On both occasions, President Bill Clinton sent aircraft carriers to deter Chinese escalation, the first time directly through the Taiwan Strait. China condemned this "violation" of its sovereignty (just as it now objects to planned U.S.-South Korea naval exercises in the Yellow Sea) and threatened "a sea of fire" for the next battle group entering the strait.
The ships stayed out, China stopped firing missiles, and the crisis dissipated.
That time.
Fast-forward to a just-released Defense Department assessment that describes China's continuing military buildup and its potential to enforce territorial claims on Taiwan, in the South China Sea and elsewhere in the region.
The anti-Western hostility and paranoia of Chairman Mao's years have resurfaced in fresh charges of U.S. "containment" and "encirclement" of China. But now that sense of grievance and resentment is backed by the massive economic and military power the West helped China build.
U.S. Defense Secretary Robert M. Gates has openly questioned Beijing's defiant approach to international norms. And Adm. Michael G. Mullen, chairman of the Joint Chiefs of Staff, recently stated: "I have moved from being curious about what (the Chinese) are doing to being concerned about what they are doing."
Secretary of State Hillary Clinton correctly warned Beijing against cutting off freedom of navigation in the South China Sea. The Obama administration worries that Beijing is defining its claims there as "core interests" on a par with Tibet and Taiwan, and if unchallenged, that could lead to dangerous Chinese adventurism.
Yet, on the Taiwan flashpoint, President Barack Obama's team has unwisely perpetuated the policy of "strategic ambiguity" followed by every administration since Richard Nixon's.
Under that policy, Washington periodically sells Taipei weapons for minimal self-defense against an overwhelming Chinese attack. But Washington does not commit the United States to intervene, or not to intervene. We rely on American unpredictability to stay Beijing's hand.
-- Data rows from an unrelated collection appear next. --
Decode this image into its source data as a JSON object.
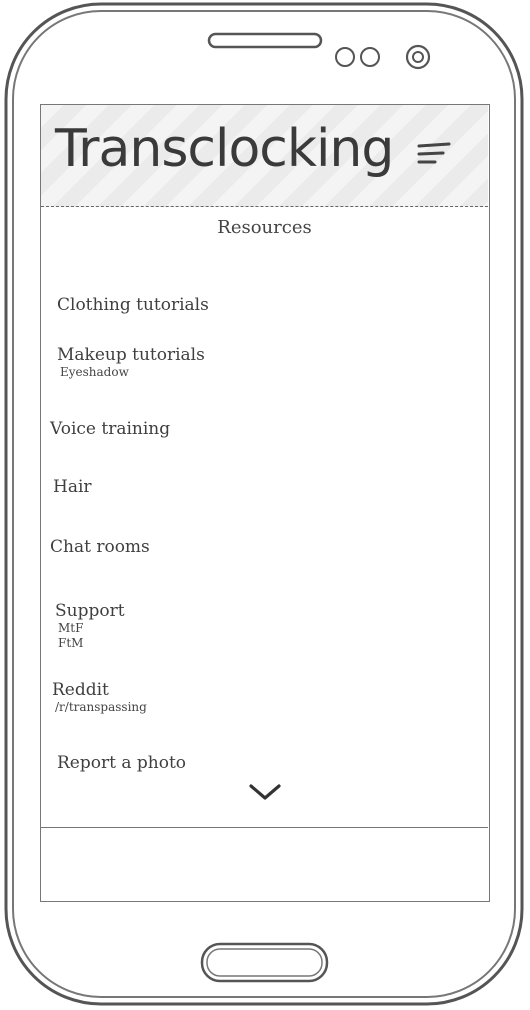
{
  "app": {
    "title": "Transclocking"
  },
  "icons": {
    "menu": "hamburger-menu-icon",
    "more": "chevron-down-icon",
    "camera": "camera-icon",
    "speaker": "speaker-icon"
  },
  "section_title": "Resources",
  "items": [
    {
      "label": "Clothing tutorials"
    },
    {
      "label": "Makeup tutorials",
      "sub": [
        "Eyeshadow"
      ]
    },
    {
      "label": "Voice training"
    },
    {
      "label": "Hair"
    },
    {
      "label": "Chat rooms"
    },
    {
      "label": "Support",
      "sub": [
        "MtF",
        "FtM"
      ]
    },
    {
      "label": "Reddit",
      "sub": [
        "/r/transpassing"
      ]
    },
    {
      "label": "Report a photo"
    }
  ]
}
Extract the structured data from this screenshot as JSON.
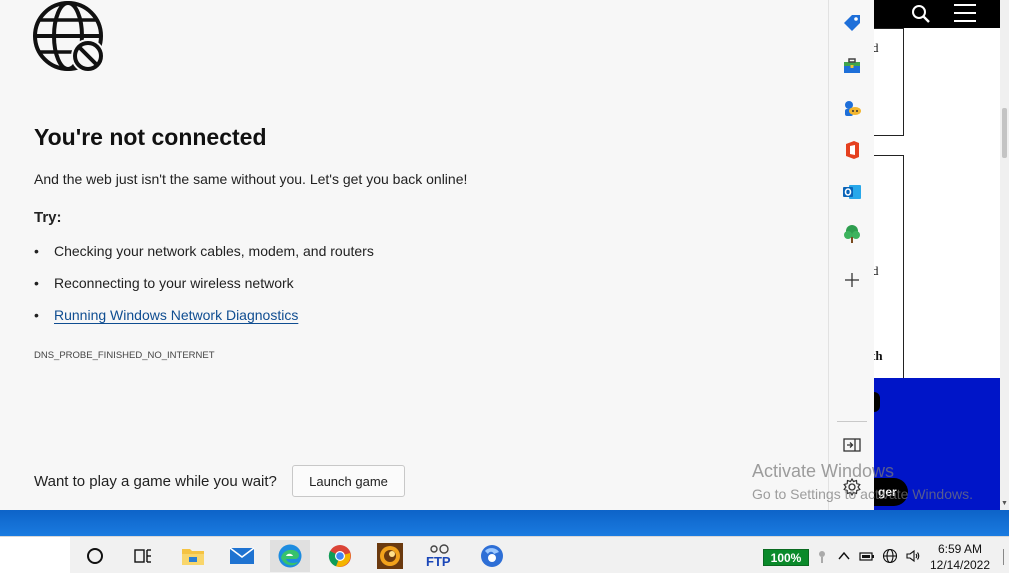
{
  "error_page": {
    "title": "You're not connected",
    "subtitle": "And the web just isn't the same without you. Let's get you back online!",
    "try_label": "Try:",
    "suggestions": [
      "Checking your network cables, modem, and routers",
      "Reconnecting to your wireless network",
      "Running Windows Network Diagnostics"
    ],
    "bullet": "•",
    "error_code": "DNS_PROBE_FINISHED_NO_INTERNET",
    "game_prompt": "Want to play a game while you wait?",
    "game_button": "Launch game"
  },
  "sidebar": {
    "icons": [
      "tag-icon",
      "toolbox-icon",
      "games-icon",
      "office-icon",
      "outlook-icon",
      "tree-icon",
      "add-icon",
      "hide-sidebar-icon",
      "settings-icon"
    ]
  },
  "background_page": {
    "fragments": [
      "d",
      "d",
      "th"
    ],
    "button_fragment": "ger"
  },
  "watermark": {
    "title": "Activate Windows",
    "subtitle": "Go to Settings to activate Windows."
  },
  "taskbar": {
    "apps": [
      "cortana-icon",
      "task-view-icon",
      "file-explorer-icon",
      "mail-icon",
      "edge-icon",
      "chrome-icon",
      "game-app-icon",
      "ftp-icon",
      "browser-app-icon"
    ],
    "active_app": "edge-icon",
    "battery": "100%",
    "time": "6:59 AM",
    "date": "12/14/2022"
  },
  "colors": {
    "link": "#0f4d91",
    "taskbar_strip": "#1a7be0",
    "battery": "#0a8a2a",
    "background_blue": "#0015c8"
  }
}
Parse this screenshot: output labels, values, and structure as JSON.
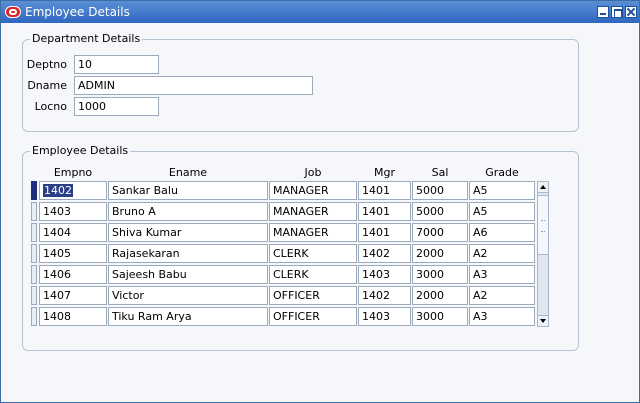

The missile incidents of the mid-1990s were the closest the U.S. and China had come to open conflict since the Korean War.
At the time, Chinese military officials asked Assistant Secretary of State Joseph Nye how the United States would respond if China were to attack Taiwan.
He replied: "We don't know and you don't know. It would depend on the circumstances."
U.S. officials have repeated that mantra ever since, while Chinese generals have twice suggested that a U.S. defense of Taiwan could result in nuclear war reaching the American mainland.